The study found that smokers who have very subtle signs of emphysema, but still have normal lung function, have very different blood flow patterns in their lungs compared to non- smokers and smokers without signs of emphysema.
This difference could be used to identify smokers at increased risk of emphysema and allow for early intervention. The findings appear this week in the Early Edition of the Proceedings of the National Academy of Sciences.
The team used multi-detector row CT imaging to measure blood flow patterns in the lungs of 41 study participants — 17 non- smokers and 24 smokers. All the participants had normal lung function, but 12 of the smokers had very subtle signs of emphysema. The CT scans showed that these 12 individuals had the most disrupted patterns of blood flow compared to the other participants.
The findings also support the idea that abnormal blood flow occurs before emphysema develops.

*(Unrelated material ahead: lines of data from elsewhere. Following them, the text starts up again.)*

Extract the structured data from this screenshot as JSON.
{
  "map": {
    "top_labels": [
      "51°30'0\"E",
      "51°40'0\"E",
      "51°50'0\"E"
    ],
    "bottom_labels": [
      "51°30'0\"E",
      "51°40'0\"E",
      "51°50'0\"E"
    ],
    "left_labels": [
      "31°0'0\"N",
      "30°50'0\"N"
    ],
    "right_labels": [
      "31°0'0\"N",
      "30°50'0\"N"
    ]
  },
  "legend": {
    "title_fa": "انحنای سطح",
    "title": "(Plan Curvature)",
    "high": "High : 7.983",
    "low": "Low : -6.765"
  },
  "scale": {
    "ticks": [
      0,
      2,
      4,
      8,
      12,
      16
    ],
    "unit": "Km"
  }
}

As many as 24 million Americans have chronic obstructive pulmonary disease (COPD) — a group of serious lung diseases that includes emphysema — and COPD is the fourth leading cause of death in the United States. Because COPD is a group of different diseases, identifying more effective treatments may hinge on distinguishing between these diseases and targeting them separately.
“We have developed a new tool to detect early emphysema-related changes that occur in smokers who are susceptible to the disease,” said lead study author Eric Hoffman, UI professor of radiology, internal medicine and biomedical engineering. “Our discovery may also help researchers understand the underlying causes of this disease and help distinguish this type of emphysema from other forms of chronic obstructive pulmonary disease. This type of CT scan could even be a tool to test the effectiveness of new therapies by looking at the changes in lung blood flow.”
“Although the underlying causes of emphysema are not well understood, smoking increases the risk of developing the disease,” Hoffman said. “Our study suggests that some smokers have an abnormal response to inflammation in their lungs; instead of sending more blood to the inflamed areas to help repair the damage, blood flow is turned off and the inflamed areas deteriorate.”